- Born: Paul Archibald Vianney Ansah 20 February 1938
- Died: 1993 (aged 54–55)
- Other names: PAVA; PAV
- Occupation: Freedom fighter

= P.A.V. Ansah =

Ghanaian freedom fighter

Paul Archibald Vianney Ansah (20 February 1938 – 14 June 1993), popularly called P.A.V. Ansah, was a Ghanaian freedom fighter. He was once described as "the uncaged bird in Ghana's politics", at a time when press freedom was denied.

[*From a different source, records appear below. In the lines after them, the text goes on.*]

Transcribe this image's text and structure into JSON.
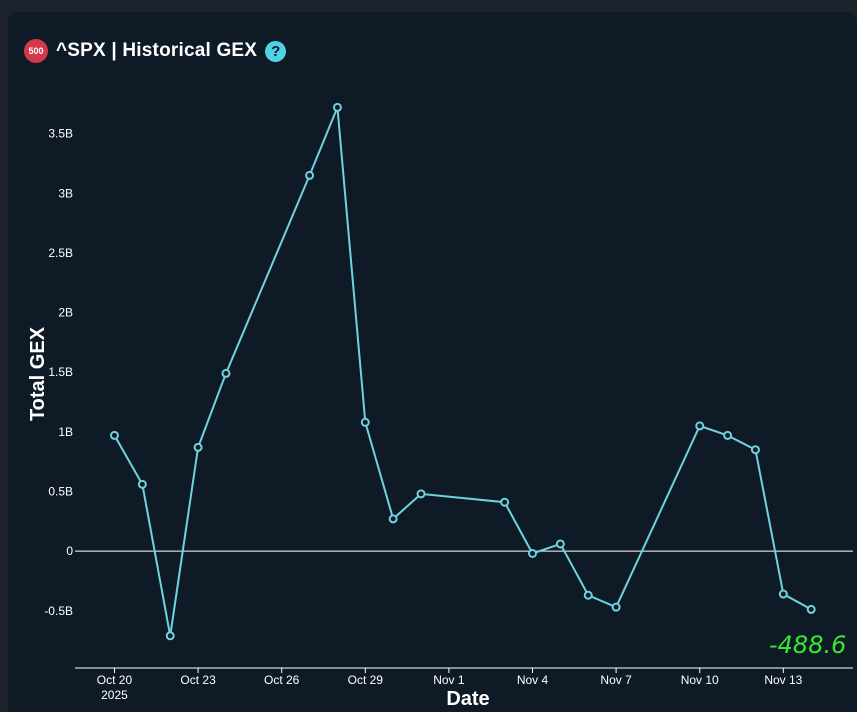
{
  "header": {
    "badge_text": "500",
    "title": "^SPX | Historical GEX",
    "help_symbol": "?"
  },
  "colors": {
    "background": "#0f1a27",
    "line": "#6fd3df",
    "badge": "#d23a4a",
    "help": "#4fd2e6",
    "annotation": "#39e62e"
  },
  "chart_data": {
    "type": "line",
    "xlabel": "Date",
    "ylabel": "Total GEX",
    "ylim": [
      -0.98,
      3.95
    ],
    "y_unit": "B",
    "y_ticks": [
      {
        "value": 3.5,
        "label": "3.5B"
      },
      {
        "value": 3,
        "label": "3B"
      },
      {
        "value": 2.5,
        "label": "2.5B"
      },
      {
        "value": 2,
        "label": "2B"
      },
      {
        "value": 1.5,
        "label": "1.5B"
      },
      {
        "value": 1,
        "label": "1B"
      },
      {
        "value": 0.5,
        "label": "0.5B"
      },
      {
        "value": 0,
        "label": "0"
      },
      {
        "value": -0.5,
        "label": "-0.5B"
      }
    ],
    "x_ticks": [
      {
        "date": "2025-10-20",
        "label": "Oct 20",
        "sublabel": "2025"
      },
      {
        "date": "2025-10-23",
        "label": "Oct 23"
      },
      {
        "date": "2025-10-26",
        "label": "Oct 26"
      },
      {
        "date": "2025-10-29",
        "label": "Oct 29"
      },
      {
        "date": "2025-11-01",
        "label": "Nov 1"
      },
      {
        "date": "2025-11-04",
        "label": "Nov 4"
      },
      {
        "date": "2025-11-07",
        "label": "Nov 7"
      },
      {
        "date": "2025-11-10",
        "label": "Nov 10"
      },
      {
        "date": "2025-11-13",
        "label": "Nov 13"
      }
    ],
    "xlim": [
      "2025-10-18 14:00",
      "2025-11-15 12:00"
    ],
    "zero_line": true,
    "points": [
      {
        "x": "2025-10-20",
        "y": 0.97
      },
      {
        "x": "2025-10-21",
        "y": 0.56
      },
      {
        "x": "2025-10-22",
        "y": -0.71
      },
      {
        "x": "2025-10-23",
        "y": 0.87
      },
      {
        "x": "2025-10-24",
        "y": 1.49
      },
      {
        "x": "2025-10-27",
        "y": 3.15
      },
      {
        "x": "2025-10-28",
        "y": 3.72
      },
      {
        "x": "2025-10-29",
        "y": 1.08
      },
      {
        "x": "2025-10-30",
        "y": 0.27
      },
      {
        "x": "2025-10-31",
        "y": 0.48
      },
      {
        "x": "2025-11-03",
        "y": 0.41
      },
      {
        "x": "2025-11-04",
        "y": -0.02
      },
      {
        "x": "2025-11-05",
        "y": 0.06
      },
      {
        "x": "2025-11-06",
        "y": -0.37
      },
      {
        "x": "2025-11-07",
        "y": -0.47
      },
      {
        "x": "2025-11-10",
        "y": 1.05
      },
      {
        "x": "2025-11-11",
        "y": 0.97
      },
      {
        "x": "2025-11-12",
        "y": 0.85
      },
      {
        "x": "2025-11-13",
        "y": -0.36
      },
      {
        "x": "2025-11-14",
        "y": -0.4886
      }
    ],
    "annotation": "-488.6"
  }
}
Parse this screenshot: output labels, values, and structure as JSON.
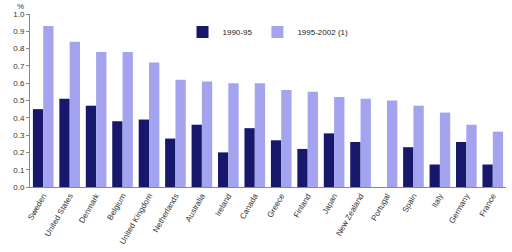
{
  "chart_data": {
    "type": "bar",
    "y_label": "%",
    "categories": [
      "Sweden",
      "United States",
      "Denmark",
      "Belgium",
      "United Kingdom",
      "Netherlands",
      "Australia",
      "Ireland",
      "Canada",
      "Greece",
      "Finland",
      "Japan",
      "New Zealand",
      "Portugal",
      "Spain",
      "Italy",
      "Germany",
      "France"
    ],
    "series": [
      {
        "name": "1990-95",
        "color": "#17176b",
        "values": [
          0.45,
          0.51,
          0.47,
          0.38,
          0.39,
          0.28,
          0.36,
          0.2,
          0.34,
          0.27,
          0.22,
          0.31,
          0.26,
          null,
          0.23,
          0.13,
          0.26,
          0.13
        ]
      },
      {
        "name": "1995-2002 (1)",
        "color": "#a3a3f0",
        "values": [
          0.93,
          0.84,
          0.78,
          0.78,
          0.72,
          0.62,
          0.61,
          0.6,
          0.6,
          0.56,
          0.55,
          0.52,
          0.51,
          0.5,
          0.47,
          0.43,
          0.36,
          0.32
        ]
      }
    ],
    "ylim": [
      0,
      1
    ],
    "yticks": [
      {
        "value": 0,
        "label": "0.0"
      },
      0.1,
      0.2,
      0.3,
      0.4,
      0.5,
      0.6,
      0.7,
      0.8,
      0.9,
      {
        "value": 1,
        "label": "1.0"
      }
    ],
    "grid": false,
    "legend": "top"
  }
}
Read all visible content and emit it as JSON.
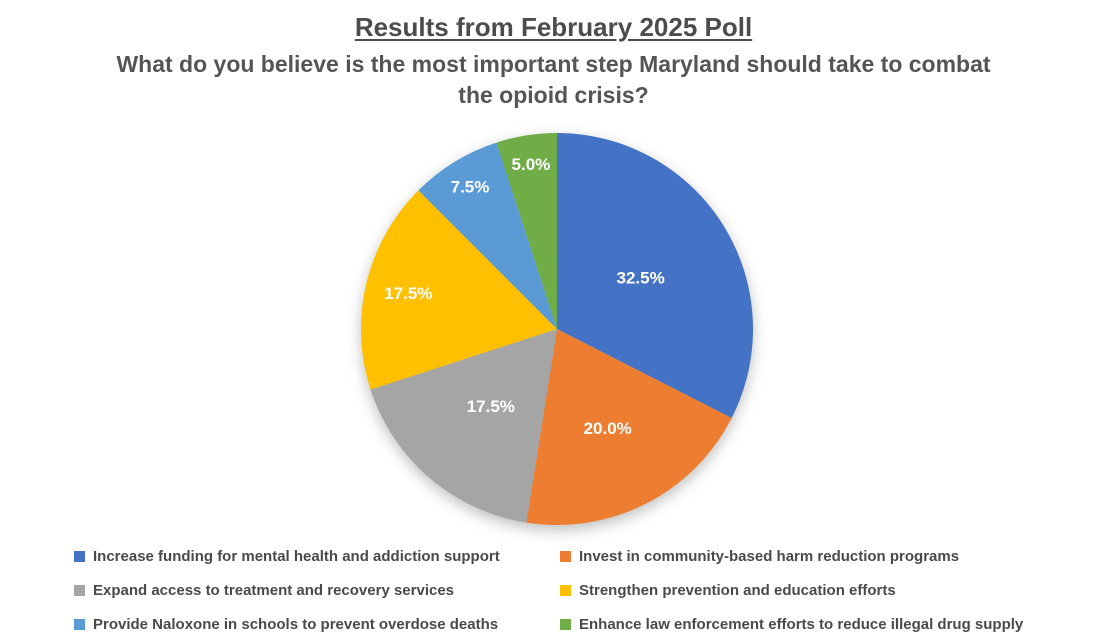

He was affectionately called PAVA.

He is specifically credited with setting the tone for the study and practice of mass communications in Ghana.

Ansah died on 14 June 1993.

A collection of Ansah's writings between 1991 and 1993, comprising articles published in his column in the Ghanaian Chronicle, together with his contributions to other publications, was published in 2013 with the title Going to Town: The Writings of P.A.V. Ansah, edited by Professors Kwesi Yankah, Kwame Karikari and Audrey Gadzekpo.

== Legacy ==
The Ghana Journalists Association has honoured him at their annual awards meant to recognize extraordinary work as the best journalist in the country. EMY Africa has also named the best communicator award after PAV Ansah.